Leading provider of credit ratings, Fitch Ratings, has said that rising fuel subsidy will prevent Nigeria from fully benefitting from surging oil prices. The agency, which stated this in its latest report that saw it affirming Nigeria’s Long-Term Foreign- Currency Issuer Default Rating (LTFC IDR) at “B” with a stable outlook, said that while higher prices will boost the country’s external reserves and support near-term economic growth, “high hydrocarbon dependence leaves Nigeria vulnerable to negative oil price shocks and structurally low domestic revenue mobilisation.”
Fitch noted that Nigeria, in January this year, reversed a plan to phase out the implicit fuel subsidies that support price controls on petroleum, which necessitated the Federal Government adjusting its budget for 2022 to project a deficit target that is 0.6 per cent of GDP wider than the original target, due to the subsidies. According to the agency, “higher oil prices will also boost the subsidy cost, denting the benefit of higher global oil prices to the budget. We forecast the 2022 general government fiscal deficit to remain broadly unchanged from 4.1per cent of GDP in 2021.

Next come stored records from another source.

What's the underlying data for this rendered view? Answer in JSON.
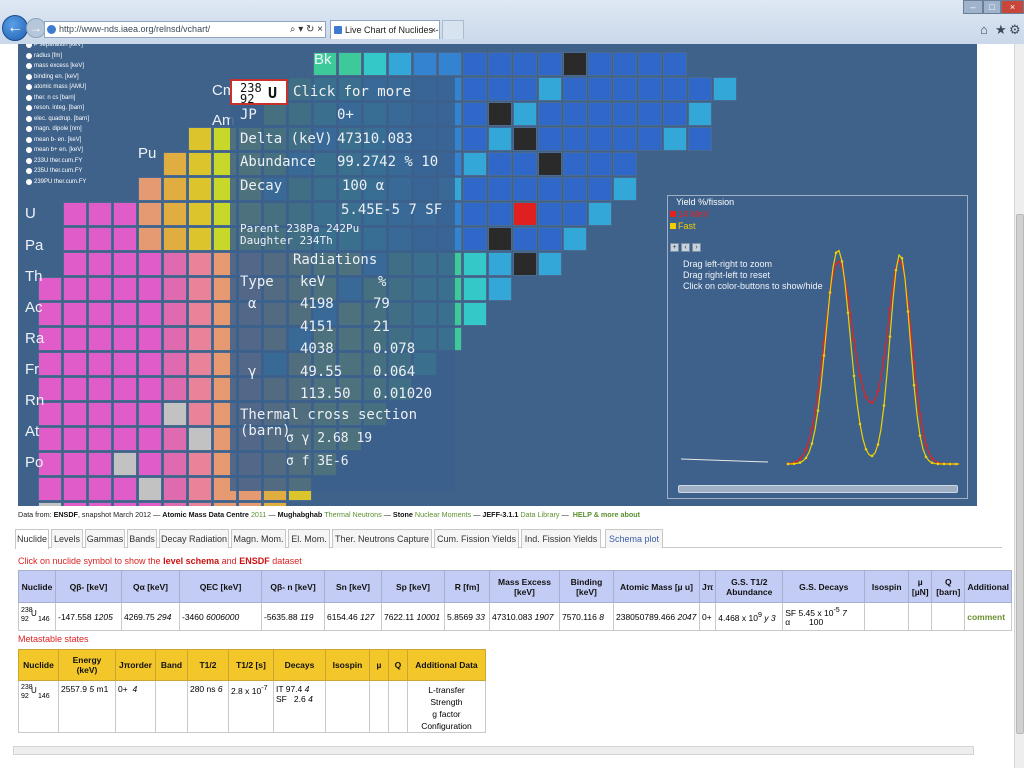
{
  "browser": {
    "url": "http://www-nds.iaea.org/relnsd/vchart/",
    "address_tools": "⌕ ▾ ↻ ×",
    "tab_title": "Live Chart of Nuclides - Ta...",
    "tab_close": "×",
    "win_min": "–",
    "win_max": "□",
    "win_close": "×",
    "back_glyph": "←",
    "fwd_glyph": "→",
    "icons": [
      "home-icon",
      "star-icon",
      "gear-icon"
    ]
  },
  "chart": {
    "element_labels": [
      "Bk",
      "Cm",
      "Am",
      "Pu",
      "U",
      "Pa",
      "Th",
      "Ac",
      "Ra",
      "Fr",
      "Rn",
      "At",
      "Po"
    ],
    "property_menu": [
      "P separation [keV]",
      "radius [fm]",
      "mass excess [keV]",
      "binding en. [keV]",
      "atomic mass [AMU]",
      "ther. n cs [barn]",
      "reson. integ. [barn]",
      "elec. quadrup. [barn]",
      "magn. dipole [nm]",
      "mean b- en. [keV]",
      "mean b+ en. [keV]",
      "233U ther.cum.FY",
      "235U ther.cum.FY",
      "239PU ther.cum.FY"
    ],
    "colors": {
      "background": "#3f628a",
      "selected": "#e02020",
      "pink": "#e05cc8",
      "teal": "#34c8b8",
      "yellow": "#e0d818",
      "green": "#62c44a",
      "blue": "#2f68c8"
    }
  },
  "info_panel": {
    "symbol_a": "238",
    "symbol_z": "92",
    "symbol_el": "U",
    "click_more": "Click for more",
    "jp_label": "JP",
    "jp_value": "0+",
    "delta_label": "Delta (keV)",
    "delta_value": "47310.083",
    "abundance_label": "Abundance",
    "abundance_value": "99.2742 % 10",
    "decay_label": "Decay",
    "decay_value1": "100 α",
    "decay_value2": "5.45E-5 7 SF",
    "parent": "Parent  238Pa 242Pu",
    "daughter": "Daughter 234Th",
    "radiations_title": "Radiations",
    "rad_headers": [
      "Type",
      "keV",
      "%"
    ],
    "radiations": [
      {
        "type": "α",
        "kev": "4198",
        "pct": "79"
      },
      {
        "type": "",
        "kev": "4151",
        "pct": "21"
      },
      {
        "type": "",
        "kev": "4038",
        "pct": "0.078"
      },
      {
        "type": "γ",
        "kev": "49.55",
        "pct": "0.064"
      },
      {
        "type": "",
        "kev": "113.50",
        "pct": "0.01020"
      }
    ],
    "thermal_title": "Thermal cross section (barn)",
    "thermal_gamma": "σ γ 2.68 19",
    "thermal_fission": "σ f 3E-6"
  },
  "yield_plot": {
    "title": "Yield %/fission",
    "legend": [
      "14 MeV",
      "Fast"
    ],
    "legend_colors": [
      "#e82020",
      "#f2d000"
    ],
    "zoom_buttons": [
      "+",
      "‹",
      "›"
    ],
    "hints": [
      "Drag left-right to zoom",
      "Drag right-left to reset",
      "Click on color-buttons to show/hide"
    ]
  },
  "credits": {
    "prefix": "Data from:",
    "ensdf": "ENSDF",
    "snapshot": ", snapshot March 2012 —",
    "ame": "Atomic Mass Data Centre",
    "ame_year": "2011",
    "dash1": "—",
    "mughabghab": "Mughabghab",
    "thermal": "Thermal Neutrons",
    "dash2": "—",
    "stone": "Stone",
    "nuclear_moments": "Nuclear Moments",
    "dash3": "—",
    "jeff": "JEFF-3.1.1",
    "data_library": "Data Library",
    "dash4": "—",
    "help": "HELP & more about"
  },
  "tabs": [
    "Nuclide",
    "Levels",
    "Gammas",
    "Bands",
    "Decay Radiation",
    "Magn. Mom.",
    "El. Mom.",
    "Ther. Neutrons Capture",
    "Cum. Fission Yields",
    "Ind. Fission Yields",
    "Schema plot"
  ],
  "hint": {
    "pre": "Click on nuclide symbol to show the",
    "level_schema": "level schema",
    "mid": "and",
    "ensdf": "ENSDF",
    "post": "dataset"
  },
  "ground_state": {
    "headers": [
      "Nuclide",
      "Qβ- [keV]",
      "Qα [keV]",
      "QEC [keV]",
      "Qβ- n [keV]",
      "Sn [keV]",
      "Sp [keV]",
      "R [fm]",
      "Mass Excess [keV]",
      "Binding [keV]",
      "Atomic Mass [µ u]",
      "Jπ",
      "G.S. T1/2 Abundance",
      "G.S. Decays",
      "Isospin",
      "µ [µN]",
      "Q [barn]",
      "Additional"
    ],
    "row": {
      "nuc_a": "238",
      "nuc_z": "92",
      "nuc_el": "U",
      "nuc_n": "146",
      "qbm": "-147.558",
      "qbm_unc": "1205",
      "qa": "4269.75",
      "qa_unc": "294",
      "qec": "-3460",
      "qec_unc": "6006000",
      "qbn": "-5635.88",
      "qbn_unc": "119",
      "sn": "6154.46",
      "sn_unc": "127",
      "sp": "7622.11",
      "sp_unc": "10001",
      "r": "5.8569",
      "r_unc": "33",
      "mass_excess": "47310.083",
      "mass_excess_unc": "1907",
      "binding": "7570.116",
      "binding_unc": "8",
      "atomic_mass": "238050789.466",
      "atomic_mass_unc": "2047",
      "jpi": "0+",
      "t12": "4.468 x 10",
      "t12_exp": "9",
      "t12_unit": "y",
      "t12_unc": "3",
      "decay1": "SF  5.45 x 10",
      "decay1_exp": "-5",
      "decay1_unc": "7",
      "decay2": "α        100",
      "additional": "comment"
    }
  },
  "metastable": {
    "label": "Metastable states",
    "headers": [
      "Nuclide",
      "Energy (keV)",
      "Jπorder",
      "Band",
      "T1/2",
      "T1/2 [s]",
      "Decays",
      "Isospin",
      "µ",
      "Q",
      "Additional Data"
    ],
    "row": {
      "nuc_a": "238",
      "nuc_z": "92",
      "nuc_el": "U",
      "nuc_n": "146",
      "energy": "2557.9",
      "energy_unc": "5",
      "energy_label": "m1",
      "jpi": "0+",
      "jpi_order": "4",
      "t12": "280 ns",
      "t12_unc": "6",
      "t12s": "2.8 x 10",
      "t12s_exp": "-7",
      "decay1": "IT  97.4",
      "decay1_unc": "4",
      "decay2": "SF   2.6",
      "decay2_unc": "4",
      "additional": [
        "L-transfer",
        "Strength",
        "g factor",
        "Configuration"
      ]
    }
  }
}
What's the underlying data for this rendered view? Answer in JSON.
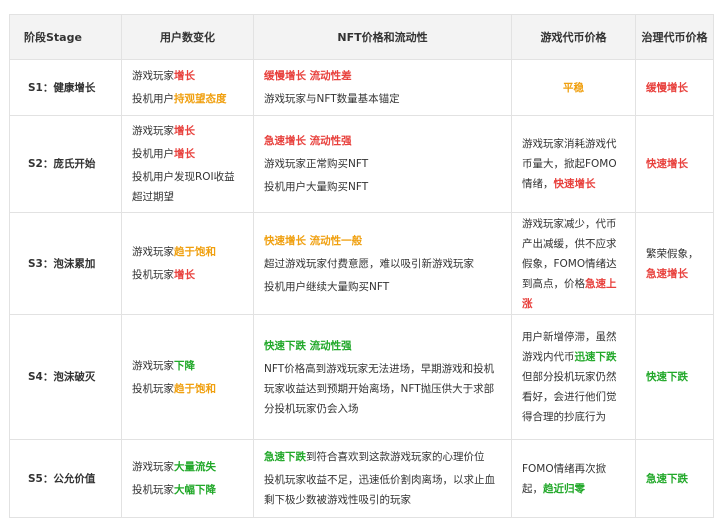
{
  "headers": [
    "阶段Stage",
    "用户数变化",
    "NFT价格和流动性",
    "游戏代币价格",
    "治理代币价格"
  ],
  "rows": [
    {
      "stage": "S1：健康增长",
      "users": [
        [
          {
            "t": "游戏玩家",
            "c": ""
          },
          {
            "t": "增长",
            "c": "r"
          }
        ],
        [
          {
            "t": "投机用户",
            "c": ""
          },
          {
            "t": "持观望态度",
            "c": "o"
          }
        ]
      ],
      "nft": [
        [
          {
            "t": "缓慢增长 流动性差",
            "c": "r"
          }
        ],
        [
          {
            "t": "游戏玩家与NFT数量基本锚定",
            "c": ""
          }
        ]
      ],
      "game_token": [
        {
          "t": "平稳",
          "c": "o"
        }
      ],
      "gov_token": [
        {
          "t": "缓慢增长",
          "c": "r"
        }
      ]
    },
    {
      "stage": "S2：庞氏开始",
      "users": [
        [
          {
            "t": "游戏玩家",
            "c": ""
          },
          {
            "t": "增长",
            "c": "r"
          }
        ],
        [
          {
            "t": "投机用户",
            "c": ""
          },
          {
            "t": "增长",
            "c": "r"
          }
        ],
        [
          {
            "t": "投机用户发现ROI收益超过期望",
            "c": ""
          }
        ]
      ],
      "nft": [
        [
          {
            "t": "急速增长 流动性强",
            "c": "r"
          }
        ],
        [
          {
            "t": "游戏玩家正常购买NFT",
            "c": ""
          }
        ],
        [
          {
            "t": "投机用户大量购买NFT",
            "c": ""
          }
        ]
      ],
      "game_token": [
        {
          "t": "游戏玩家消耗游戏代币量大，掀起FOMO情绪，",
          "c": ""
        },
        {
          "t": "快速增长",
          "c": "r"
        }
      ],
      "gov_token": [
        {
          "t": "快速增长",
          "c": "r"
        }
      ]
    },
    {
      "stage": "S3：泡沫累加",
      "users": [
        [
          {
            "t": "游戏玩家",
            "c": ""
          },
          {
            "t": "趋于饱和",
            "c": "o"
          }
        ],
        [
          {
            "t": "投机玩家",
            "c": ""
          },
          {
            "t": "增长",
            "c": "r"
          }
        ]
      ],
      "nft": [
        [
          {
            "t": "快速增长 流动性一般",
            "c": "o"
          }
        ],
        [
          {
            "t": "超过游戏玩家付费意愿，难以吸引新游戏玩家",
            "c": ""
          }
        ],
        [
          {
            "t": "投机用户继续大量购买NFT",
            "c": ""
          }
        ]
      ],
      "game_token": [
        {
          "t": "游戏玩家减少，代币产出减缓，供不应求假象，FOMO情绪达到高点，价格",
          "c": ""
        },
        {
          "t": "急速上涨",
          "c": "r"
        }
      ],
      "gov_token": [
        {
          "t": "繁荣假象，",
          "c": ""
        },
        {
          "t": "急速增长",
          "c": "r"
        }
      ]
    },
    {
      "stage": "S4：泡沫破灭",
      "users": [
        [
          {
            "t": "游戏玩家",
            "c": ""
          },
          {
            "t": "下降",
            "c": "g"
          }
        ],
        [
          {
            "t": "投机玩家",
            "c": ""
          },
          {
            "t": "趋于饱和",
            "c": "o"
          }
        ]
      ],
      "nft": [
        [
          {
            "t": "快速下跌 流动性强",
            "c": "g"
          }
        ],
        [
          {
            "t": "NFT价格高到游戏玩家无法进场，早期游戏和投机玩家收益达到预期开始离场，NFT抛压供大于求部分投机玩家仍会入场",
            "c": ""
          }
        ]
      ],
      "game_token": [
        {
          "t": "用户新增停滞，虽然游戏内代币",
          "c": ""
        },
        {
          "t": "迅速下跌",
          "c": "g"
        },
        {
          "t": "但部分投机玩家仍然看好，会进行他们觉得合理的抄底行为",
          "c": ""
        }
      ],
      "gov_token": [
        {
          "t": "快速下跌",
          "c": "g"
        }
      ]
    },
    {
      "stage": "S5：公允价值",
      "users": [
        [
          {
            "t": "游戏玩家",
            "c": ""
          },
          {
            "t": "大量流失",
            "c": "g"
          }
        ],
        [
          {
            "t": "投机玩家",
            "c": ""
          },
          {
            "t": "大幅下降",
            "c": "g"
          }
        ]
      ],
      "nft": [
        [
          {
            "t": "急速下跌",
            "c": "g"
          },
          {
            "t": "到符合喜欢到这款游戏玩家的心理价位",
            "c": ""
          }
        ],
        [
          {
            "t": "投机玩家收益不足，迅速低价割肉离场，以求止血剩下极少数被游戏性吸引的玩家",
            "c": ""
          }
        ]
      ],
      "game_token": [
        {
          "t": "FOMO情绪再次掀起，",
          "c": ""
        },
        {
          "t": "趋近归零",
          "c": "g"
        }
      ],
      "gov_token": [
        {
          "t": "急速下跌",
          "c": "g"
        }
      ]
    }
  ]
}
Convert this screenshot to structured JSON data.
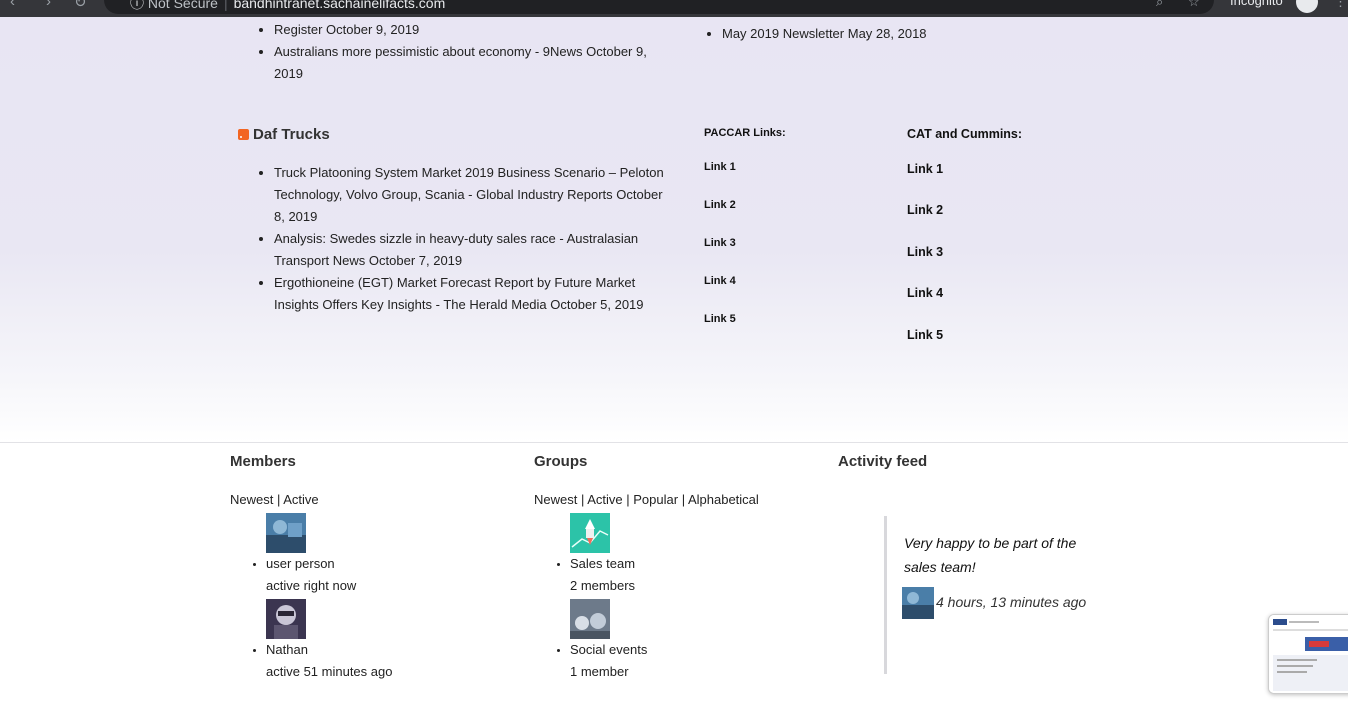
{
  "browser": {
    "security_label": "Not Secure",
    "url": "bandhintranet.sachainelifacts.com",
    "mode_label": "Incognito"
  },
  "previous_feed": {
    "items": [
      {
        "title": "Register",
        "date": "October 9, 2019"
      },
      {
        "title": "Australians more pessimistic about economy - 9News",
        "date": "October 9, 2019"
      }
    ]
  },
  "newsletter": {
    "items": [
      {
        "title": "May 2019 Newsletter",
        "date": "May 28, 2018"
      }
    ]
  },
  "daf": {
    "title": "Daf Trucks",
    "items": [
      {
        "title": "Truck Platooning System Market 2019 Business Scenario – Peloton Technology, Volvo Group, Scania - Global Industry Reports",
        "date": "October 8, 2019"
      },
      {
        "title": "Analysis: Swedes sizzle in heavy-duty sales race - Australasian Transport News",
        "date": "October 7, 2019"
      },
      {
        "title": "Ergothioneine (EGT) Market Forecast Report by Future Market Insights Offers Key Insights - The Herald Media",
        "date": "October 5, 2019"
      }
    ]
  },
  "paccar": {
    "heading": "PACCAR Links:",
    "links": [
      "Link 1",
      "Link 2",
      "Link 3",
      "Link 4",
      "Link 5"
    ]
  },
  "cat": {
    "heading": "CAT and Cummins:",
    "links": [
      "Link 1",
      "Link 2",
      "Link 3",
      "Link 4",
      "Link 5"
    ]
  },
  "members": {
    "title": "Members",
    "filters": [
      "Newest",
      "Active"
    ],
    "items": [
      {
        "name": "user person",
        "status": "active right now"
      },
      {
        "name": "Nathan",
        "status": "active 51 minutes ago"
      }
    ]
  },
  "groups": {
    "title": "Groups",
    "filters": [
      "Newest",
      "Active",
      "Popular",
      "Alphabetical"
    ],
    "items": [
      {
        "name": "Sales team",
        "count": "2 members"
      },
      {
        "name": "Social events",
        "count": "1 member"
      }
    ]
  },
  "activity": {
    "title": "Activity feed",
    "quote": "Very happy to be part of the sales team!",
    "time": "4 hours, 13 minutes ago"
  }
}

However, we estimate that a $10 per barrel increase would narrow the fiscal deficit by 0.5per cent of GDP.” On the impact of the higher oil prices on the country’s external reserves, Fitch stated: “Nig
eria’s gross international reserves have been bolstered by higher oil export receipts, which will continue in 2022. We forecast reserves to increase to $43 billion in 2022, up from $40.5 billion at end-2021.
“We estimate that the combination of oil exports and remittance inflows helped to bring the Current Account (CA) into balance in 2021 after a deficit of 4.2per cent of GDP in 2020. Our baseline assumption is for the CA balance to remain broadly unchanged in 2022, but sustained higher oil prices at their present level of $112 per barrel could widen the 2022 current account surplus to 4percent of GDP, with upside to Nigeria’s international reserves.” It further stated that “we forecast general government debt, including the Federal Government of Nigeria’s overdraft with the Central Bank of Nigeria (CBN), to increase to 32per cent of GDP by end-2022, well below the current ‘B’ median forecast of 79.1per cent. “Debt affordability metrics related to revenue are helped by an increase in non-oil revenue to an estimated 5.6per cent of GDP in 2021, from an average of 3.9per cent in the previous five years.”